8. A Defensoria Pública da União, conforme visto, sustenta a inconstitucionalidade do referido preceito, sob a alegação de ofensa aos seguintes incisos do art. 5º da Magna Carta: inciso XXXV, ao argumento da inafastabilidade de apreciação, pelo Poder Judiciário, de lesão ou ameaça de lesão a direito; inciso XLVI, consagrador da individualização da pena; e inciso LIV, veiculador de proporcionalidade da resposta estatal ao delito.
9. Eis a redação do dispositivo legal impugnado:

Art. 44. Os crimes previstos nos arts. 33, caput e § 1.º, e 34 a 37 desta Lei são inafiançáveis e insuscetíveis de sursis, graça, indulto, anistia e liberdade provisória, vedada a conversão de suas penas em restritivas de direitos.
Parágrafo único. Nos crimes previstos no caput deste artigo, dar-se-á o livramento condicional após o cumprimento de dois terços da pena, vedada sua concessão ao reincidente específico.
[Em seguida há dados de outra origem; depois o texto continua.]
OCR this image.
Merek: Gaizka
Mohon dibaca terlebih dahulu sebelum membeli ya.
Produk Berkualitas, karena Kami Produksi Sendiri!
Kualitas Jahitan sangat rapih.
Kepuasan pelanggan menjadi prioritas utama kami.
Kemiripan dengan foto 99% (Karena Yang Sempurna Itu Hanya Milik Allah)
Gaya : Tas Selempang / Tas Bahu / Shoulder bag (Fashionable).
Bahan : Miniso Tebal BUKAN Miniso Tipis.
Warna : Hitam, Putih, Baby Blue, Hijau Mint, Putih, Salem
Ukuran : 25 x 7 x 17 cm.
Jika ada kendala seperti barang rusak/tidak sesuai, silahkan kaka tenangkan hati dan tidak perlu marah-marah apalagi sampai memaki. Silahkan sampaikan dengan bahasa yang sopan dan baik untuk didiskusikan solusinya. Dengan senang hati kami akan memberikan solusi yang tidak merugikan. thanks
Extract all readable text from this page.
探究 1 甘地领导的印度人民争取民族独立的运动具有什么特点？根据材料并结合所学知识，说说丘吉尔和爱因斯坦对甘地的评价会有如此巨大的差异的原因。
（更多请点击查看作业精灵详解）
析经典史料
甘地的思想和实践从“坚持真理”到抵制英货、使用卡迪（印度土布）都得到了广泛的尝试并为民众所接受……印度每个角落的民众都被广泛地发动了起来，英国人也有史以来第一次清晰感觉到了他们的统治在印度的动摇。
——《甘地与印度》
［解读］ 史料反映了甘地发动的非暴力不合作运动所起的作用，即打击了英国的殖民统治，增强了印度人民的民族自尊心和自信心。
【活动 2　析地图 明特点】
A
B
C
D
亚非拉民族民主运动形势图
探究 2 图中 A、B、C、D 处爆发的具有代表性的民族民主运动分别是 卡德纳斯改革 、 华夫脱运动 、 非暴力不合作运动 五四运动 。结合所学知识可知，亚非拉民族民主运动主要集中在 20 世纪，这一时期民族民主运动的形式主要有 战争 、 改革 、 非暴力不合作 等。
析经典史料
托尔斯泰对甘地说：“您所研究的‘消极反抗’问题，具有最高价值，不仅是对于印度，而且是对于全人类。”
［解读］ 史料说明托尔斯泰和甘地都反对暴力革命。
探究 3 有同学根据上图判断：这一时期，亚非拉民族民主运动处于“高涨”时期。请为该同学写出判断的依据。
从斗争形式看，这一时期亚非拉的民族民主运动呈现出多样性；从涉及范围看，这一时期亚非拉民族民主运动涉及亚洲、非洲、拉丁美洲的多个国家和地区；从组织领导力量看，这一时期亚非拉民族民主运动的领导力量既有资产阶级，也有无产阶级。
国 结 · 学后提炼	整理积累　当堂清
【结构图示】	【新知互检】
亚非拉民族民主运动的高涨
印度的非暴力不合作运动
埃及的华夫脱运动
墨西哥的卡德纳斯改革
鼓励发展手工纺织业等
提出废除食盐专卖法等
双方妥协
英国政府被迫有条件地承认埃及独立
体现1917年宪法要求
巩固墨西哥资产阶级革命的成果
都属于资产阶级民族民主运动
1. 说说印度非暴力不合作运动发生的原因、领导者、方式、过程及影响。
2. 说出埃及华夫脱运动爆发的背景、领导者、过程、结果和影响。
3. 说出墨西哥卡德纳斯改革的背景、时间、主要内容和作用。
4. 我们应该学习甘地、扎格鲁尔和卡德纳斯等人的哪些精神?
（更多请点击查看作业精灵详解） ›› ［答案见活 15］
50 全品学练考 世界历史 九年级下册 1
10. Calha relembrar que, por todo o período de vigência da Lei 6.368/76, revogada pela Lei 11.343/06, e mesmo com o advento da Lei 8.072/90, a jurisprudência do Supremo Tribunal Federal se manteve firme no sentido de admitir a conversão da pena privativa de liberdade em pena restritiva de direitos. Ao reverso, dava pela compatibilidade jurídica entre a aplicação da pena privativa de liberdade e a previsão de regime penitenciário totalmente fechado. Isso nos originários termos da Lei de Crimes Hediondos, posteriormente tida por inconstitucional por esta Casa de Justiça. (Cf. HC 96.149/SP, Segunda Turma, de relatoria do ministro Eros Grau, DJ 11/09/2009; HC 93.857/RS, Segunda Turma, de relatoria do ministro Cezar Peluso, DJ 16/10/2009; HC 91.600/RS, Primeira Turma, de relatoria do ministro Sepúlveda Pertence, DJ 06/09/2007; HC 90.871/MG, Primeira Turma, de relatoria da ministra Cármen Lúcia, DJ 25/05/2007.)
11. Externando o mesmo pensamento, eis o núcleo do meu voto no julgamento do HC 85.894/RJ (Tribunal Pleno, DJ 28/09/2007), de relatoria do ministro Gilmar Mendes, mas ainda à luz da Lei 8.072/90:

[...] não há óbice à substituição de penas privativas de liberdade por outras restritivas de direitos, nos casos de crimes hediondos e de tráfico de drogas. Isso porque o momento da definição da espécie de pena aplicável é — bem disse o eminente relator — antecedente àquele da estipulação do modo pelo qual se dará o respectivo cumprimento. Leia-se: somente após fixada a espécie de pena (se privativa de liberdade ou restritiva de direito) é que se pode cogitar do regime de seu cumprimento. A substituição da pena deve preceder à incidência do regime de seu cumprimento, não havendo que se cogitar da aplicação da Lei nº 8.072/90 como óbice ao pedido de substituição5. Esse raciocínio homenageia, sobretudo, o princípio da individualização da pena, naquela tessitura que se dá em dois momentos: no momento judicial da fixação e no instante administrativo da execução da reprimenda. Não foi por outro motivo que acompanhei o Min. Cezar Peluso, no julgamento do HC 84.928, ocasião em que o Min. Pertence ressaltou a viragem na jurisprudência do Tribunal, já agora na linha do voto que fora vencido no HC 80.010 (Rel. Min. Octavio Gallotti). De se ver:
Entendo que há, na individualização da pena, momentos distintos: a substituição da pena privativa de liberdade por penas restritivas de direitos, se faz na sentença - é o momento judicial da individualização da pena; outro, inteiramente inconfundível, a meu ver, data vênia, é o problema da progressão, ou não, na execução da pena.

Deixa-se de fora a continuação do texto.